The court held that a cat was for all purposes a tame animal and its owner was not liable for damage done by that cat while trespassing unless the plaintiff was able to prove that the owner had knowledge that the cat had acquired vice more than the vice of a common cat; the plaintiff had failed to do this; and, therefore, his claim must fail.
The lower court decision was appealed. The Court of Appeal held that, as it was notorious that any cat would eat a small bird, anyone who kept a cat was not liable for the consequences which followed from the ordinary nature of the cat. The plaintiff who had lost his pigeons had judgment given against him.Cats will do as cats do.

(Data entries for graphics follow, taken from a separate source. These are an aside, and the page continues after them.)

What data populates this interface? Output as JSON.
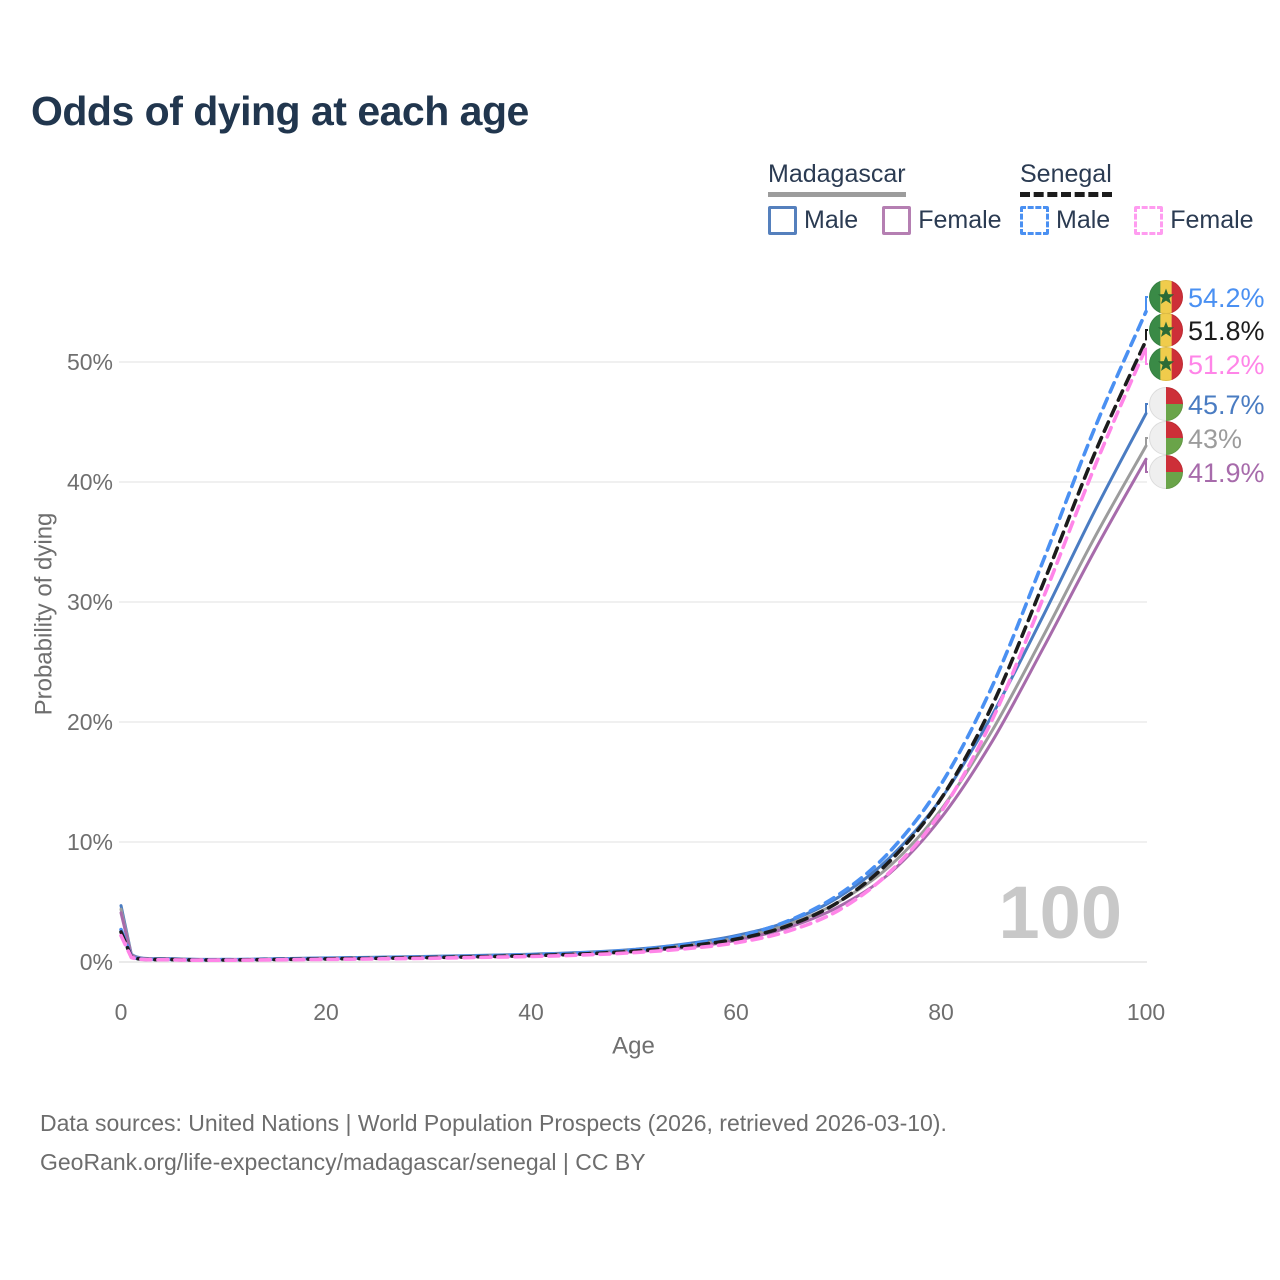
{
  "title": "Odds of dying at each age",
  "legend": {
    "groups": [
      {
        "name": "Madagascar",
        "line_style": "solid",
        "line_color": "#9c9c9c",
        "items": [
          {
            "label": "Male",
            "color": "#5580bd"
          },
          {
            "label": "Female",
            "color": "#b57fb2"
          }
        ]
      },
      {
        "name": "Senegal",
        "line_style": "dashed",
        "line_color": "#1c1c1c",
        "items": [
          {
            "label": "Male",
            "color": "#4a90f2"
          },
          {
            "label": "Female",
            "color": "#ff9cf0"
          }
        ]
      }
    ]
  },
  "chart_data": {
    "type": "line",
    "title": "Odds of dying at each age",
    "xlabel": "Age",
    "ylabel": "Probability of dying",
    "xlim": [
      0,
      100
    ],
    "ylim": [
      0,
      55
    ],
    "grid": "horizontal",
    "x_tick_values": [
      0,
      20,
      40,
      60,
      80,
      100
    ],
    "x_tick_labels": [
      "0",
      "20",
      "40",
      "60",
      "80",
      "100"
    ],
    "y_tick_values": [
      0,
      10,
      20,
      30,
      40,
      50
    ],
    "y_tick_labels": [
      "0%",
      "10%",
      "20%",
      "30%",
      "40%",
      "50%"
    ],
    "age_watermark": "100",
    "x": [
      0,
      1,
      5,
      10,
      15,
      20,
      25,
      30,
      35,
      40,
      45,
      50,
      55,
      60,
      65,
      70,
      75,
      80,
      85,
      90,
      95,
      100
    ],
    "series": [
      {
        "id": "madagascar-male",
        "name": "Madagascar Male",
        "country": "Madagascar",
        "sex": "Male",
        "dash": false,
        "color": "#4a7cc2",
        "end_label": "45.7%",
        "end_value": 45.7,
        "flag": "madagascar",
        "values": [
          4.7,
          0.65,
          0.28,
          0.22,
          0.27,
          0.34,
          0.4,
          0.47,
          0.55,
          0.65,
          0.8,
          1.05,
          1.5,
          2.2,
          3.35,
          5.4,
          8.7,
          13.6,
          20.6,
          28.9,
          37.6,
          45.7
        ]
      },
      {
        "id": "madagascar",
        "name": "Madagascar",
        "country": "Madagascar",
        "sex": "Both",
        "dash": false,
        "color": "#9c9c9c",
        "end_label": "43%",
        "end_value": 43.0,
        "flag": "madagascar",
        "values": [
          4.4,
          0.6,
          0.26,
          0.2,
          0.24,
          0.3,
          0.36,
          0.42,
          0.5,
          0.59,
          0.73,
          0.95,
          1.35,
          2.0,
          3.1,
          5.0,
          8.0,
          12.7,
          19.3,
          27.2,
          35.4,
          43.0
        ]
      },
      {
        "id": "madagascar-female",
        "name": "Madagascar Female",
        "country": "Madagascar",
        "sex": "Female",
        "dash": false,
        "color": "#a76bab",
        "end_label": "41.9%",
        "end_value": 41.9,
        "flag": "madagascar",
        "values": [
          4.1,
          0.55,
          0.24,
          0.19,
          0.22,
          0.27,
          0.32,
          0.38,
          0.45,
          0.53,
          0.66,
          0.86,
          1.2,
          1.8,
          2.85,
          4.6,
          7.4,
          12.0,
          18.4,
          26.2,
          34.3,
          41.9
        ]
      },
      {
        "id": "senegal-male",
        "name": "Senegal Male",
        "country": "Senegal",
        "sex": "Male",
        "dash": true,
        "color": "#4a90f2",
        "end_label": "54.2%",
        "end_value": 54.2,
        "flag": "senegal",
        "values": [
          2.7,
          0.45,
          0.22,
          0.19,
          0.24,
          0.3,
          0.36,
          0.42,
          0.5,
          0.6,
          0.75,
          1.0,
          1.45,
          2.1,
          3.4,
          5.6,
          9.2,
          14.8,
          23.0,
          33.5,
          44.5,
          54.2
        ]
      },
      {
        "id": "senegal",
        "name": "Senegal",
        "country": "Senegal",
        "sex": "Both",
        "dash": true,
        "color": "#1c1c1c",
        "end_label": "51.8%",
        "end_value": 51.8,
        "flag": "senegal",
        "values": [
          2.5,
          0.42,
          0.2,
          0.17,
          0.21,
          0.26,
          0.31,
          0.37,
          0.44,
          0.53,
          0.67,
          0.9,
          1.3,
          1.9,
          3.0,
          5.0,
          8.4,
          13.6,
          21.4,
          31.6,
          42.4,
          51.8
        ]
      },
      {
        "id": "senegal-female",
        "name": "Senegal Female",
        "country": "Senegal",
        "sex": "Female",
        "dash": true,
        "color": "#ff85e8",
        "end_label": "51.2%",
        "end_value": 51.2,
        "flag": "senegal",
        "values": [
          2.2,
          0.38,
          0.18,
          0.15,
          0.18,
          0.22,
          0.26,
          0.31,
          0.38,
          0.46,
          0.58,
          0.78,
          1.1,
          1.6,
          2.55,
          4.3,
          7.5,
          12.5,
          20.2,
          30.4,
          41.3,
          51.2
        ]
      }
    ]
  },
  "flags": {
    "senegal": {
      "green": "#3a8a46",
      "yellow": "#f0cc4c",
      "red": "#cd2f38",
      "star": "#2c6b36"
    },
    "madagascar": {
      "white": "#efefef",
      "red": "#cd2f38",
      "green": "#6aa449"
    }
  },
  "colors": {
    "title_text": "#21364e",
    "axis_text": "#6f6f6f",
    "gridline": "#ececec",
    "baseline": "#e3e3e3",
    "watermark": "#c8c8c8",
    "footer_text": "#6d6d6d"
  },
  "footer": {
    "line1": "Data sources: United Nations | World Population Prospects (2026, retrieved 2026-03-10).",
    "line2": "GeoRank.org/life-expectancy/madagascar/senegal | CC BY"
  }
}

Rowland v Wright, [1909] 1 KB 963

The applicant in this workmen’s compensation matter was a teamster in the employ of the appellant. On January 2, 1908, Mr. Roland took his horses to the stable for their midday meal, where he then proceeded to eat his own dinner. While he was eating, a stable cat sprang at him and bit him. He was not teasing the cat in any way, nor was he feeding it on that occasion, although he had thrown bits to the cat on other occasions. The cat was not known to be especially vicious; however, the bite resulted in blood poisoning and the applicant had to have two joints of his finger amputated. The county court judge was of opinion that the accident arose out of and in the course of the employment and he made an award in favour of the applicant.

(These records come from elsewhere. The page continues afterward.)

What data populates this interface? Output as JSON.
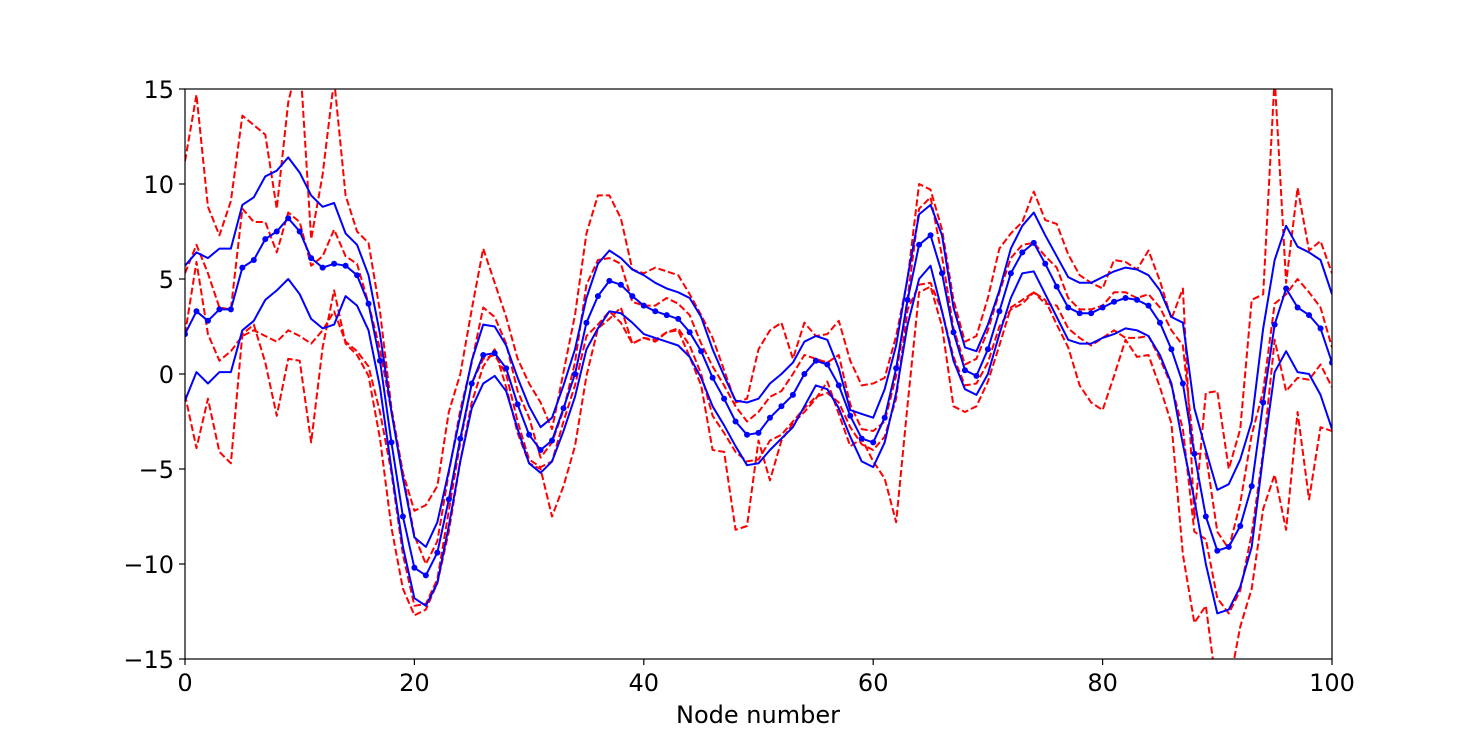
{
  "chart_data": {
    "type": "line",
    "title": "",
    "xlabel": "Node number",
    "ylabel": "",
    "xlim": [
      0,
      100
    ],
    "ylim": [
      -15,
      15
    ],
    "xticks": [
      0,
      20,
      40,
      60,
      80,
      100
    ],
    "xtick_labels": [
      "0",
      "20",
      "40",
      "60",
      "80",
      "100"
    ],
    "yticks": [
      -15,
      -10,
      -5,
      0,
      5,
      10,
      15
    ],
    "ytick_labels": [
      "−15",
      "−10",
      "−5",
      "0",
      "5",
      "10",
      "15"
    ],
    "grid": false,
    "legend": "none",
    "x": [
      0,
      1,
      2,
      3,
      4,
      5,
      6,
      7,
      8,
      9,
      10,
      11,
      12,
      13,
      14,
      15,
      16,
      17,
      18,
      19,
      20,
      21,
      22,
      23,
      24,
      25,
      26,
      27,
      28,
      29,
      30,
      31,
      32,
      33,
      34,
      35,
      36,
      37,
      38,
      39,
      40,
      41,
      42,
      43,
      44,
      45,
      46,
      47,
      48,
      49,
      50,
      51,
      52,
      53,
      54,
      55,
      56,
      57,
      58,
      59,
      60,
      61,
      62,
      63,
      64,
      65,
      66,
      67,
      68,
      69,
      70,
      71,
      72,
      73,
      74,
      75,
      76,
      77,
      78,
      79,
      80,
      81,
      82,
      83,
      84,
      85,
      86,
      87,
      88,
      89,
      90,
      91,
      92,
      93,
      94,
      95,
      96,
      97,
      98,
      99,
      100
    ],
    "series": [
      {
        "role": "mean",
        "color": "#0000ff",
        "style": "solid",
        "markers": true,
        "values": [
          2.1,
          3.3,
          2.8,
          3.4,
          3.4,
          5.6,
          6.0,
          7.1,
          7.5,
          8.2,
          7.5,
          6.1,
          5.6,
          5.8,
          5.7,
          5.2,
          3.7,
          0.7,
          -3.6,
          -7.5,
          -10.2,
          -10.6,
          -9.4,
          -6.6,
          -3.4,
          -0.5,
          1.0,
          1.1,
          0.3,
          -1.6,
          -3.2,
          -4.0,
          -3.5,
          -1.8,
          0.0,
          2.7,
          4.1,
          4.9,
          4.7,
          4.1,
          3.6,
          3.3,
          3.1,
          2.9,
          2.2,
          1.2,
          -0.2,
          -1.3,
          -2.5,
          -3.2,
          -3.1,
          -2.3,
          -1.7,
          -1.1,
          0.0,
          0.7,
          0.5,
          -0.6,
          -2.2,
          -3.4,
          -3.6,
          -2.3,
          0.3,
          3.9,
          6.8,
          7.3,
          5.3,
          2.2,
          0.2,
          -0.1,
          1.3,
          3.3,
          5.3,
          6.4,
          6.9,
          5.8,
          4.6,
          3.5,
          3.2,
          3.2,
          3.5,
          3.8,
          4.0,
          3.9,
          3.6,
          2.7,
          1.3,
          -0.5,
          -4.2,
          -7.5,
          -9.3,
          -9.1,
          -8.0,
          -5.9,
          -1.5,
          2.6,
          4.5,
          3.5,
          3.1,
          2.4,
          0.6
        ]
      },
      {
        "role": "upper-band",
        "color": "#0000ff",
        "style": "solid",
        "markers": false,
        "values": [
          5.7,
          6.4,
          6.1,
          6.6,
          6.6,
          8.9,
          9.3,
          10.4,
          10.7,
          11.4,
          10.6,
          9.4,
          8.8,
          9.0,
          7.4,
          6.8,
          5.2,
          2.1,
          -2.0,
          -5.5,
          -8.6,
          -9.1,
          -7.8,
          -5.1,
          -2.2,
          0.7,
          2.6,
          2.5,
          1.5,
          -0.2,
          -1.7,
          -2.8,
          -2.3,
          -0.6,
          1.3,
          4.0,
          5.8,
          6.5,
          6.1,
          5.5,
          5.2,
          4.8,
          4.5,
          4.3,
          4.0,
          3.0,
          1.3,
          -0.1,
          -1.4,
          -1.5,
          -1.3,
          -0.5,
          0.0,
          0.6,
          1.7,
          2.0,
          1.8,
          0.3,
          -1.9,
          -2.1,
          -2.3,
          -0.8,
          1.5,
          5.1,
          8.4,
          8.9,
          7.3,
          3.5,
          1.4,
          1.2,
          2.6,
          4.4,
          6.6,
          7.8,
          8.5,
          7.3,
          6.2,
          5.1,
          4.8,
          4.8,
          5.1,
          5.4,
          5.6,
          5.5,
          5.2,
          4.4,
          3.0,
          2.7,
          -1.8,
          -4.0,
          -6.1,
          -5.8,
          -4.5,
          -2.5,
          2.4,
          6.0,
          7.8,
          6.7,
          6.4,
          6.0,
          4.2
        ]
      },
      {
        "role": "lower-band",
        "color": "#0000ff",
        "style": "solid",
        "markers": false,
        "values": [
          -1.4,
          0.1,
          -0.5,
          0.1,
          0.1,
          2.3,
          2.8,
          3.9,
          4.4,
          5.0,
          4.2,
          2.9,
          2.4,
          2.6,
          4.1,
          3.6,
          2.3,
          -0.7,
          -5.0,
          -9.1,
          -11.8,
          -12.2,
          -11.0,
          -8.0,
          -4.6,
          -1.8,
          -0.5,
          -0.1,
          -0.9,
          -2.9,
          -4.7,
          -5.2,
          -4.6,
          -3.0,
          -1.2,
          1.3,
          2.4,
          3.3,
          3.2,
          2.7,
          2.1,
          1.9,
          1.7,
          1.5,
          0.9,
          -0.2,
          -1.7,
          -2.7,
          -3.8,
          -4.8,
          -4.7,
          -4.0,
          -3.4,
          -2.8,
          -1.7,
          -0.6,
          -0.8,
          -1.8,
          -3.3,
          -4.6,
          -4.9,
          -3.6,
          -1.0,
          2.6,
          5.0,
          5.7,
          3.3,
          0.7,
          -0.8,
          -1.1,
          0.0,
          2.1,
          4.0,
          5.3,
          5.4,
          4.2,
          3.0,
          1.8,
          1.6,
          1.6,
          1.9,
          2.1,
          2.4,
          2.3,
          2.0,
          1.0,
          -0.5,
          -3.7,
          -6.6,
          -10.0,
          -12.6,
          -12.4,
          -11.2,
          -9.1,
          -4.3,
          0.1,
          1.2,
          0.1,
          0.0,
          -1.1,
          -2.9
        ]
      },
      {
        "role": "upper-outer-band",
        "color": "#ff0000",
        "style": "dashed",
        "markers": false,
        "values": [
          11.2,
          14.7,
          8.8,
          7.3,
          9.1,
          13.6,
          13.1,
          12.6,
          8.7,
          14.3,
          16.8,
          7.1,
          10.5,
          15.5,
          9.4,
          7.5,
          6.9,
          3.3,
          -1.8,
          -5.2,
          -7.2,
          -6.9,
          -5.9,
          -2.0,
          0.0,
          3.4,
          6.6,
          4.8,
          3.0,
          0.8,
          -0.5,
          -1.5,
          -2.9,
          0.1,
          3.1,
          7.4,
          9.4,
          9.4,
          8.2,
          5.5,
          5.3,
          5.6,
          5.4,
          5.2,
          4.2,
          3.1,
          1.9,
          0.2,
          -1.5,
          -1.3,
          1.3,
          2.3,
          2.7,
          0.8,
          2.7,
          2.0,
          2.1,
          2.8,
          0.7,
          -0.6,
          -0.5,
          -0.2,
          2.0,
          5.0,
          10.0,
          9.7,
          7.6,
          3.9,
          1.7,
          2.0,
          4.0,
          6.6,
          7.4,
          8.0,
          9.6,
          8.1,
          7.9,
          6.3,
          5.2,
          4.8,
          4.5,
          6.0,
          5.9,
          5.5,
          6.5,
          4.9,
          2.9,
          4.5,
          -7.6,
          -1.0,
          -0.9,
          -5.0,
          -2.9,
          3.9,
          4.2,
          15.6,
          4.8,
          9.8,
          6.5,
          7.0,
          5.3
        ]
      },
      {
        "role": "upper-inner-band",
        "color": "#ff0000",
        "style": "dashed",
        "markers": false,
        "values": [
          5.3,
          6.8,
          5.3,
          3.5,
          3.4,
          8.7,
          8.0,
          8.0,
          6.4,
          8.5,
          8.0,
          5.7,
          6.2,
          7.6,
          6.2,
          5.8,
          3.7,
          1.3,
          -2.0,
          -5.3,
          -8.5,
          -10.0,
          -8.8,
          -5.2,
          -1.9,
          0.6,
          3.5,
          3.0,
          1.6,
          -0.9,
          -2.3,
          -4.4,
          -3.6,
          -1.9,
          0.6,
          4.7,
          6.0,
          6.1,
          5.8,
          3.8,
          3.6,
          3.6,
          4.0,
          3.7,
          3.1,
          1.6,
          0.4,
          -0.6,
          -1.7,
          -2.5,
          -2.0,
          -1.2,
          -0.9,
          0.0,
          1.0,
          0.8,
          0.6,
          1.0,
          -1.6,
          -2.9,
          -3.0,
          -2.5,
          -0.1,
          4.0,
          8.7,
          9.3,
          6.2,
          2.4,
          0.5,
          0.8,
          2.3,
          4.3,
          6.1,
          6.8,
          6.9,
          6.2,
          5.6,
          4.0,
          3.4,
          3.4,
          3.6,
          4.3,
          4.3,
          4.0,
          4.2,
          3.5,
          2.3,
          1.5,
          -4.2,
          -4.2,
          -8.3,
          -9.2,
          -6.8,
          -3.2,
          -0.9,
          3.7,
          4.2,
          5.0,
          4.3,
          3.5,
          1.4
        ]
      },
      {
        "role": "lower-inner-band",
        "color": "#ff0000",
        "style": "dashed",
        "markers": false,
        "values": [
          2.1,
          5.9,
          2.1,
          0.7,
          1.2,
          2.0,
          2.3,
          2.0,
          1.7,
          2.3,
          2.0,
          1.6,
          2.3,
          3.3,
          1.7,
          1.2,
          0.4,
          -2.0,
          -5.2,
          -9.5,
          -12.2,
          -12.1,
          -10.8,
          -7.2,
          -3.6,
          -0.5,
          0.8,
          1.0,
          0.0,
          -2.5,
          -4.5,
          -4.9,
          -4.6,
          -2.5,
          -0.6,
          2.0,
          2.6,
          3.3,
          2.7,
          1.6,
          1.9,
          1.8,
          2.2,
          2.4,
          1.5,
          0.0,
          -2.2,
          -3.1,
          -4.1,
          -4.6,
          -4.5,
          -3.5,
          -3.2,
          -2.5,
          -1.8,
          -1.2,
          -1.0,
          -1.5,
          -2.8,
          -3.7,
          -4.0,
          -3.3,
          -1.3,
          3.4,
          4.7,
          4.8,
          3.3,
          0.9,
          -0.6,
          -0.5,
          0.6,
          2.5,
          3.4,
          3.7,
          4.3,
          3.7,
          3.6,
          2.4,
          1.9,
          1.5,
          1.9,
          2.3,
          1.9,
          1.9,
          2.0,
          0.8,
          -0.6,
          -2.9,
          -8.3,
          -8.7,
          -11.8,
          -12.6,
          -11.4,
          -8.4,
          -4.1,
          1.8,
          -0.9,
          -0.2,
          -0.3,
          0.5,
          -0.7
        ]
      },
      {
        "role": "lower-outer-band",
        "color": "#ff0000",
        "style": "dashed",
        "markers": false,
        "values": [
          -1.1,
          -3.9,
          -1.3,
          -4.1,
          -4.7,
          2.1,
          2.6,
          0.6,
          -2.2,
          0.8,
          0.7,
          -3.6,
          1.4,
          4.4,
          1.6,
          1.0,
          -0.1,
          -3.4,
          -8.1,
          -11.3,
          -12.7,
          -12.4,
          -11.0,
          -8.3,
          -4.6,
          -1.5,
          0.4,
          1.3,
          -0.7,
          -3.1,
          -4.7,
          -5.0,
          -7.5,
          -5.9,
          -3.8,
          -0.1,
          2.4,
          2.9,
          3.5,
          1.6,
          1.9,
          1.7,
          2.2,
          2.3,
          0.9,
          -0.6,
          -4.0,
          -4.1,
          -8.2,
          -8.0,
          -3.5,
          -5.6,
          -3.5,
          -2.6,
          -2.0,
          -1.3,
          -0.4,
          -2.1,
          -3.8,
          -3.4,
          -4.6,
          -5.5,
          -7.8,
          -1.6,
          4.3,
          4.6,
          2.5,
          -1.7,
          -2.0,
          -1.7,
          -0.4,
          1.5,
          3.5,
          3.9,
          4.3,
          3.9,
          2.6,
          1.4,
          -0.6,
          -1.5,
          -1.9,
          -0.1,
          1.8,
          0.9,
          1.0,
          -0.7,
          -2.6,
          -9.5,
          -13.1,
          -12.2,
          -16.8,
          -16.5,
          -13.3,
          -11.3,
          -7.1,
          -5.3,
          -8.2,
          -2.0,
          -6.6,
          -2.8,
          -3.0
        ]
      }
    ]
  }
}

Cassandra Towers v Ryll, [1990] 6 RPR (2d) 299

Fluffy was “declawed, slightly blind in one eye, and admittedly not a troublesome cat”. She lived with tenants reliant upon pensions who knew that their lease contained a clause prohibiting pets on the premises. Though no complaints were received regarding the cat from any of the building’s tenants, Fluffy’s presence was discovered by the applicant’s property manager. The management sent a letter to Fluffy’s owners requesting that the cat be removed or relocated. The respondents refused, claiming great emotional attachment and a lack of affordable housing. Action was brought to terminate the tenancy agreement claiming that the cat substantially interfered with the reasonable enjoyment of the premises by the landlord and the other tenants. As a result of the ruling, the tenancy of her owners was terminated.
Fluffy’s case was responsible for animal and pet amendments to landlord and tenant legislation in Ontario. Section 14 of the Residential Tenancies Act, 2006, SO 2006, c 17, voids “no pet” clauses in residential leases. However, renters must be careful that their pets do not invoke other sections of the RTA which enable landlords to apply to evict.